Dari gambaran kehidupan
tradisional masyarakat desa Asmat, bisa diperoleh penjelasan bahwa kegiatan
sehari-hari para laki-laki lazimnya difokuskan pada perang dan aktivitas keagamaan
dalam bentuk ritual tarian dan nyanyian, sedangkan kaum Hawa memegang teguh sejumlah
pantangan atau hal-hal yang dianggap tabu. Munculnya keyakinan ini berakar dari
konsep kebudayaan yang senantiasa diwariskan lintas generasi. Pada waktu-waktu
tertentu, semisal saat haid atau melahirkan anak, perempuan dianggap kotor,
sehingga rentan mengancam kesejahteraan hidup penduduk desa. (Tito Andonis,
dkk. 1994: 31).
Minat
Wisatawan
Berdasarkan realitas
historis di atas, kebudayaan Asmat perlu senantiasa diperhatikan. Pemerintah
semestinya gencar melakukan perlindungan terhadap eksistensi kebudayaan Asmat
yang menyimpan berbagai kecerdasan dan kearifan lokal (local wisdom). Seiring dengan gencarnya pemberitaan media
internasional mengenai sisi negatif negeri ini, suku Asmat justru mampu
menorehkan capaian luar biasa dalam upaya mengharumkan nama Indonesia. Suku
Asmat berhasil menangkis serangan dan propaganda sejumlah pihak yang berniat menyebarkan
“keburukan” bumi pertiwi. Bermotif keuntungan dan kepentingan sesaat, beberapa
oknum ingin menjatuhkan harkat dan martabat Indonesia di kancah internasional. Meskipun
demikian, langkah ini harus disertai filterisasi (penyaringan) budaya dengan memilah
tradisi yang perlu ditonjolkan dan dikubur dalam-dalam.
Selain itu, panorama
dan keindahan daerah-daerah yang menaungi kebudayaan Asmat juga selayaknya diapresiasi.
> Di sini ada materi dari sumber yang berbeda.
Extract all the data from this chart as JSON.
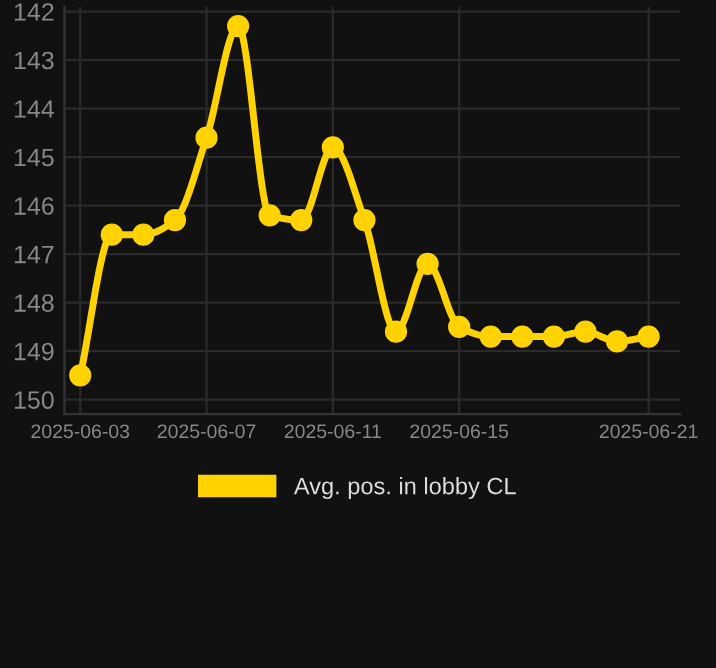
{
  "chart_data": {
    "type": "line",
    "x": [
      "2025-06-03",
      "2025-06-04",
      "2025-06-05",
      "2025-06-06",
      "2025-06-07",
      "2025-06-08",
      "2025-06-09",
      "2025-06-10",
      "2025-06-11",
      "2025-06-12",
      "2025-06-13",
      "2025-06-14",
      "2025-06-15",
      "2025-06-16",
      "2025-06-17",
      "2025-06-18",
      "2025-06-19",
      "2025-06-20",
      "2025-06-21"
    ],
    "series": [
      {
        "name": "Avg. pos. in lobby CL",
        "color": "#ffd200",
        "values": [
          149.5,
          146.6,
          146.6,
          146.3,
          144.6,
          142.3,
          146.2,
          146.3,
          144.8,
          146.3,
          148.6,
          147.2,
          148.5,
          148.7,
          148.7,
          148.7,
          148.6,
          148.8,
          148.7
        ]
      }
    ],
    "ylim": [
      150.3,
      141.9
    ],
    "yticks": [
      142,
      143,
      144,
      145,
      146,
      147,
      148,
      149,
      150
    ],
    "xlim": [
      "2025-06-02T12:00",
      "2025-06-22"
    ],
    "xticks": [
      "2025-06-03",
      "2025-06-07",
      "2025-06-11",
      "2025-06-15",
      "2025-06-21"
    ],
    "grid": true,
    "legend": "bottom",
    "marker": "circle",
    "line_style": "solid"
  }
}
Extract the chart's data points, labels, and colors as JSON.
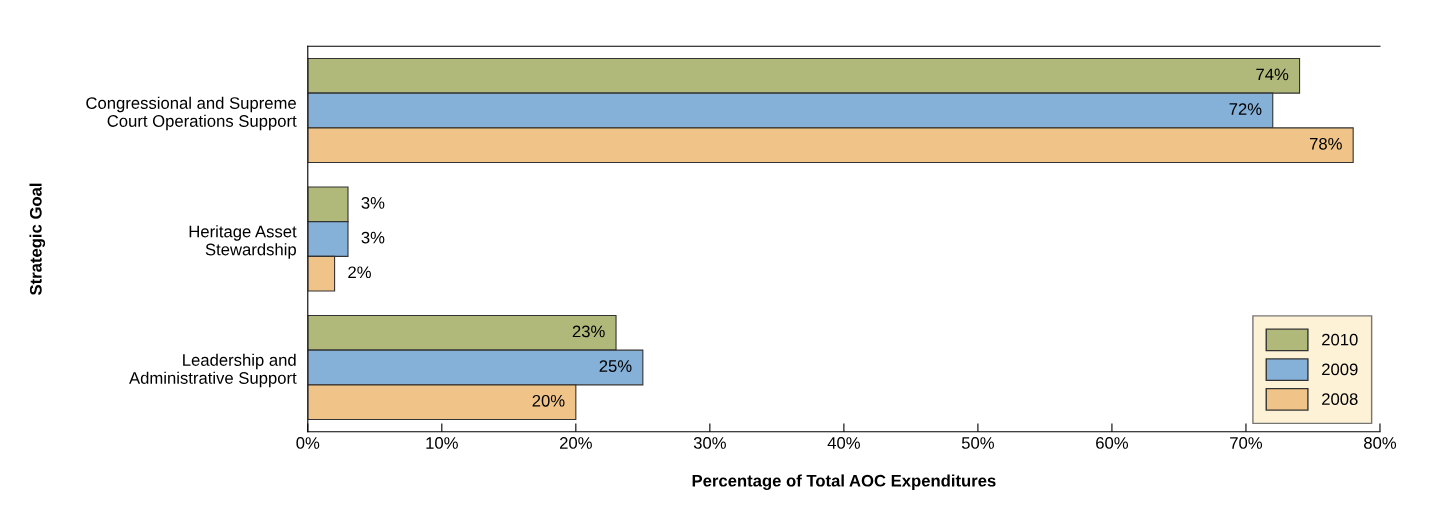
{
  "chart_data": {
    "type": "bar",
    "orientation": "horizontal",
    "xlabel": "Percentage of Total AOC Expenditures",
    "ylabel": "Strategic Goal",
    "categories": [
      "Congressional and Supreme\nCourt Operations Support",
      "Heritage Asset\nStewardship",
      "Leadership and\nAdministrative Support"
    ],
    "series": [
      {
        "name": "2010",
        "color": "#b0b87a",
        "values": [
          74,
          3,
          23
        ],
        "value_labels": [
          "74%",
          "3%",
          "23%"
        ]
      },
      {
        "name": "2009",
        "color": "#85b0d8",
        "values": [
          72,
          3,
          25
        ],
        "value_labels": [
          "72%",
          "3%",
          "25%"
        ]
      },
      {
        "name": "2008",
        "color": "#f0c488",
        "values": [
          78,
          2,
          20
        ],
        "value_labels": [
          "78%",
          "2%",
          "20%"
        ]
      }
    ],
    "xlim": [
      0,
      80
    ],
    "xticks": [
      {
        "value": 0,
        "label": "0%"
      },
      {
        "value": 10,
        "label": "10%"
      },
      {
        "value": 20,
        "label": "20%"
      },
      {
        "value": 30,
        "label": "30%"
      },
      {
        "value": 40,
        "label": "40%"
      },
      {
        "value": 50,
        "label": "50%"
      },
      {
        "value": 60,
        "label": "60%"
      },
      {
        "value": 70,
        "label": "70%"
      },
      {
        "value": 80,
        "label": "80%"
      }
    ],
    "legend": "lower right",
    "grid": false
  }
}
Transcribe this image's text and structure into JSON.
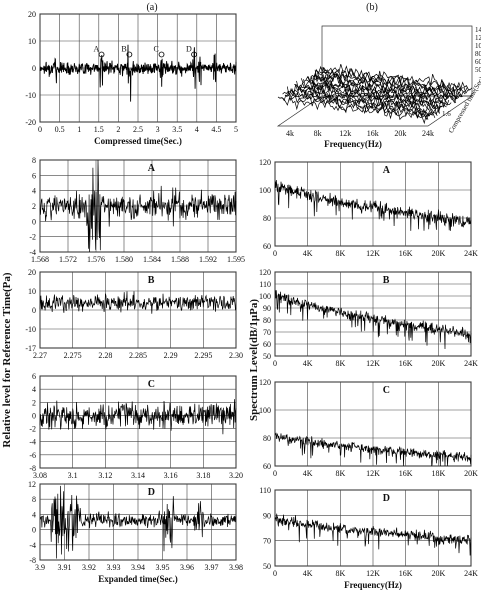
{
  "figure": {
    "panel_a_label": "(a)",
    "panel_b_label": "(b)",
    "left_ylabel": "Relative level for Reference Time(Pa)",
    "right_ylabel": "Spectrum Level(dB/1μPa)"
  },
  "chart_data": [
    {
      "id": "a",
      "type": "line",
      "label": "(a)",
      "xlabel": "Compressed time(Sec.)",
      "ylabel": "",
      "xlim": [
        0,
        5
      ],
      "ylim": [
        -20,
        20
      ],
      "x_ticks": [
        "0",
        "0.5",
        "1",
        "1.5",
        "2",
        "2.5",
        "3",
        "3.5",
        "4",
        "4.5",
        "5"
      ],
      "y_ticks": [
        "20",
        "10",
        "0",
        "-10",
        "-20"
      ],
      "grid": true,
      "markers": [
        {
          "name": "A",
          "x": 1.57
        },
        {
          "name": "B",
          "x": 2.28
        },
        {
          "name": "C",
          "x": 3.1
        },
        {
          "name": "D",
          "x": 3.93
        }
      ],
      "series": [
        {
          "values_summary": "noise band centered near 0, amplitude mostly within ±5 Pa, spikes to about ±10 Pa at markers"
        }
      ]
    },
    {
      "id": "b",
      "type": "waterfall",
      "label": "(b)",
      "xlabel": "Frequency(Hz)",
      "ylabel": "Compressed time(Sec)",
      "zlabel": "(dB/1μPa)",
      "x_ticks": [
        "4k",
        "8k",
        "12k",
        "16k",
        "20k",
        "24k"
      ],
      "y_ticks": [
        "1.6",
        "3.7"
      ],
      "z_ticks": [
        "140",
        "120",
        "100",
        "80",
        "60",
        "50"
      ]
    },
    {
      "id": "left-A",
      "type": "line",
      "title": "A",
      "xlim": [
        1.568,
        1.5955
      ],
      "ylim": [
        -4,
        8
      ],
      "x_ticks": [
        "1.568",
        "1.572",
        "1.576",
        "1.580",
        "1.584",
        "1.588",
        "1.592",
        "1.595"
      ],
      "y_ticks": [
        "8",
        "6",
        "4",
        "2",
        "0",
        "-2",
        "-4"
      ],
      "baseline": 2,
      "noise": 1.2,
      "bursts": [
        [
          1.5745,
          1.5765,
          5
        ],
        [
          1.5865,
          1.5875,
          2
        ]
      ]
    },
    {
      "id": "left-B",
      "type": "line",
      "title": "B",
      "xlim": [
        2.27,
        2.3
      ],
      "ylim": [
        -17,
        20
      ],
      "x_ticks": [
        "2.27",
        "2.275",
        "2.28",
        "2.285",
        "2.29",
        "2.295",
        "2.30"
      ],
      "y_ticks": [
        "20",
        "10",
        "0",
        "-10",
        "-17"
      ],
      "baseline": 5,
      "noise": 3
    },
    {
      "id": "left-C",
      "type": "line",
      "title": "C",
      "xlim": [
        3.06,
        3.2
      ],
      "ylim": [
        -8,
        6
      ],
      "x_ticks": [
        "3.08",
        "3.1",
        "3.12",
        "3.14",
        "3.16",
        "3.18",
        "3.20"
      ],
      "y_ticks": [
        "6",
        "4",
        "2",
        "0",
        "-2",
        "-4",
        "-6",
        "-8"
      ],
      "baseline": 0,
      "noise": 1.4
    },
    {
      "id": "left-D",
      "type": "line",
      "title": "D",
      "xlabel": "Expanded time(Sec.)",
      "xlim": [
        3.895,
        3.99
      ],
      "ylim": [
        -8,
        12
      ],
      "x_ticks": [
        "3.9",
        "3.91",
        "3.92",
        "3.93",
        "3.94",
        "3.95",
        "3.96",
        "3.97",
        "3.98"
      ],
      "y_ticks": [
        "12",
        "8",
        "4",
        "0",
        "-4",
        "-8"
      ],
      "baseline": 2.5,
      "noise": 1.3,
      "bursts": [
        [
          3.9,
          3.915,
          6
        ],
        [
          3.955,
          3.96,
          5
        ],
        [
          3.97,
          3.975,
          5
        ]
      ]
    },
    {
      "id": "right-A",
      "type": "line",
      "title": "A",
      "xlim": [
        0,
        26000
      ],
      "ylim": [
        60,
        120
      ],
      "x_ticks": [
        "0",
        "4K",
        "8K",
        "12K",
        "16K",
        "20K",
        "24K"
      ],
      "y_ticks": [
        "120",
        "100",
        "80",
        "60"
      ],
      "start_level": 104,
      "end_level": 77,
      "noise": 5
    },
    {
      "id": "right-B",
      "type": "line",
      "title": "B",
      "xlim": [
        0,
        26000
      ],
      "ylim": [
        50,
        120
      ],
      "x_ticks": [
        "0",
        "4K",
        "8K",
        "12K",
        "16K",
        "20K",
        "24K"
      ],
      "y_ticks": [
        "120",
        "110",
        "100",
        "90",
        "80",
        "70",
        "60",
        "50"
      ],
      "start_level": 103,
      "end_level": 68,
      "noise": 5
    },
    {
      "id": "right-C",
      "type": "line",
      "title": "C",
      "xlim": [
        0,
        22000
      ],
      "ylim": [
        60,
        120
      ],
      "x_ticks": [
        "0",
        "4K",
        "8K",
        "12K",
        "16K",
        "18K",
        "20K"
      ],
      "y_ticks": [
        "120",
        "100",
        "80",
        "60"
      ],
      "start_level": 82,
      "end_level": 66,
      "noise": 4
    },
    {
      "id": "right-D",
      "type": "line",
      "title": "D",
      "xlabel": "Frequency(Hz)",
      "xlim": [
        0,
        26000
      ],
      "ylim": [
        50,
        110
      ],
      "x_ticks": [
        "0",
        "4K",
        "8K",
        "12K",
        "16K",
        "20K",
        "24K"
      ],
      "y_ticks": [
        "110",
        "90",
        "70",
        "50"
      ],
      "start_level": 88,
      "end_level": 70,
      "noise": 5
    }
  ]
}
Di antara usaha pelestarian terhadapnya diwujudkan dengan kesediaan pemerintah
daerah dalam mengelola kawasan pariwisata dengan maksimal. Terdapat kesan bahwa
sumber-sumber daya kepariwisataan di beberapa titik belum terorganisir secara
baik. Usaha menarik minat wisatawan hanya dilakukan secara perorangan dengan
menyediakan fasilitas sederhana serta losmen atau penginapan ala kadarnya.
Melihat fakta ini, langkah
serius semestinya segera diambil. Pemerintah daerah selayaknya memperluas “daya
jangkau” dengan meningkatkan kualitas sarana dan prasarana daerah tersebut. Supaya
terhindar dari pola top-down, pemerintah
daerah tetap melibatkan warga desa dalam setiap prosesnya. Bagaimanapun, prinsip
demokrasi menggariskan bahwa peran serta masyarakat dalam memberdayakan potensi
kawasan pariwisata merupakan keniscayaan.